Maximal Ideals of direct products

Question

Maximal Ideals of $R\times S$ are either of the form $A \times S$, where $A$ is maximal in $R$, or of the form $R\times B$, where $B$ is maximal in $S$. I started by assuming $U$ is maximal in $R \times S$, then $(R\times S)/U$ is a field, which means $((r,s)+U)((r',s')+U)=1+U$, where $(r,s)$,$(r',s') \in R\times S$. Then we get $(rr'-1,ss'-1)\in U$. After this, I have no idea where to go, and how to use the assumption that $U$ is maximal.

Answer 1

Jacob's comment pretty much says it all, but here's the details:

Suppose $U$ contained neither all of $R=R\times \{0\}$ nor $S=\{0\}\times S$. Then we could pick nonzero elements $(r,0) \in R$ and $(0,s)\in S$, neither of which is in $U$, and then $$(r+U)(s+U)=rs+U=(0,0)+U$$ But of course a field does not contain zero-divisors.
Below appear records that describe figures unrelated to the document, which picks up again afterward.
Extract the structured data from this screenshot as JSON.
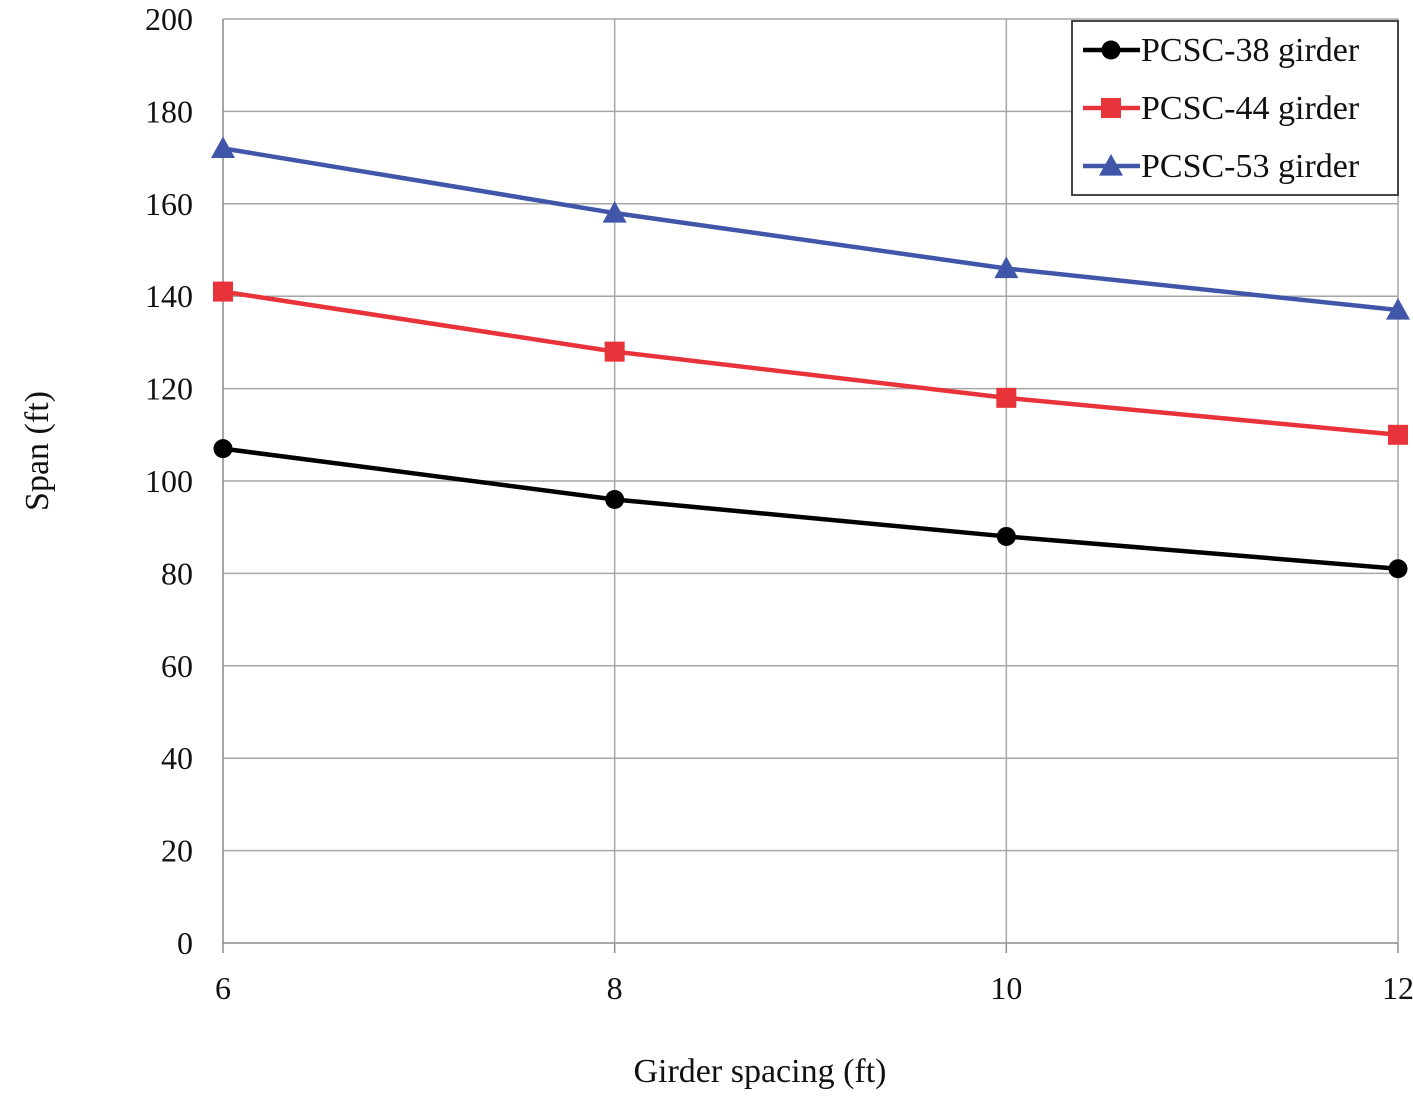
{
  "chart_data": {
    "type": "line",
    "title": "",
    "xlabel": "Girder spacing (ft)",
    "ylabel": "Span (ft)",
    "x": [
      6,
      8,
      10,
      12
    ],
    "xlim": [
      6,
      12
    ],
    "ylim": [
      0,
      200
    ],
    "x_ticks": [
      "6",
      "8",
      "10",
      "12"
    ],
    "y_ticks": [
      "0",
      "20",
      "40",
      "60",
      "80",
      "100",
      "120",
      "140",
      "160",
      "180",
      "200"
    ],
    "grid": true,
    "legend_position": "top-right",
    "series": [
      {
        "name": "PCSC-38 girder",
        "values": [
          107,
          96,
          88,
          81
        ],
        "color": "#000000",
        "marker": "circle"
      },
      {
        "name": "PCSC-44 girder",
        "values": [
          141,
          128,
          118,
          110
        ],
        "color": "#e8333a",
        "marker": "square"
      },
      {
        "name": "PCSC-53 girder",
        "values": [
          172,
          158,
          146,
          137
        ],
        "color": "#4056a8",
        "marker": "triangle"
      }
    ]
  }
}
So $U$ must contain all of $R$ or all of $S$. Using the fact an ideal is maximal if and only if the quotient ring is a field, you can now easily show that the ideal $U$ is of the required form.

Answer 2

Prove that if $R_1, \dots, R_n$ are rings, then the ideals of

$$R_1 \times \dots \times R_n$$

are all of the form

$$\mathcal{I}=\mathcal{I}_1 \times \dots \times \mathcal{I}_n$$

where $\mathcal{I}_i \subseteq R_i$ is an ideal. [Hint: consider what happens when you multiply the ideal on the left by $(1,0,\dots,0), (0,1,\dots,0),\dots$.]

Suppose that $\mathcal{I}$ is such that more than one of the $\mathcal{I}_i$'s is different from $R_i$; then we can replace one of these $\mathcal{I}_i$'s with $R_i$ and get an ideal properly containing $\mathcal{I}$. Hence a maximal ideal has all $\mathcal{I}_i$'s but one equal to $R_i$. It is clear that the one $\mathcal{I}_i$ with $\mathcal{I}_i \neq R_i$ is also maximal.

Note: it is no longer true for infinite products of rings. For instance $\prod_{i=1}^\infty \mathbb{Z}/2\mathbb{Z}$ has uncountably many maximal ideals but only countably many maximal ideals of the form just described.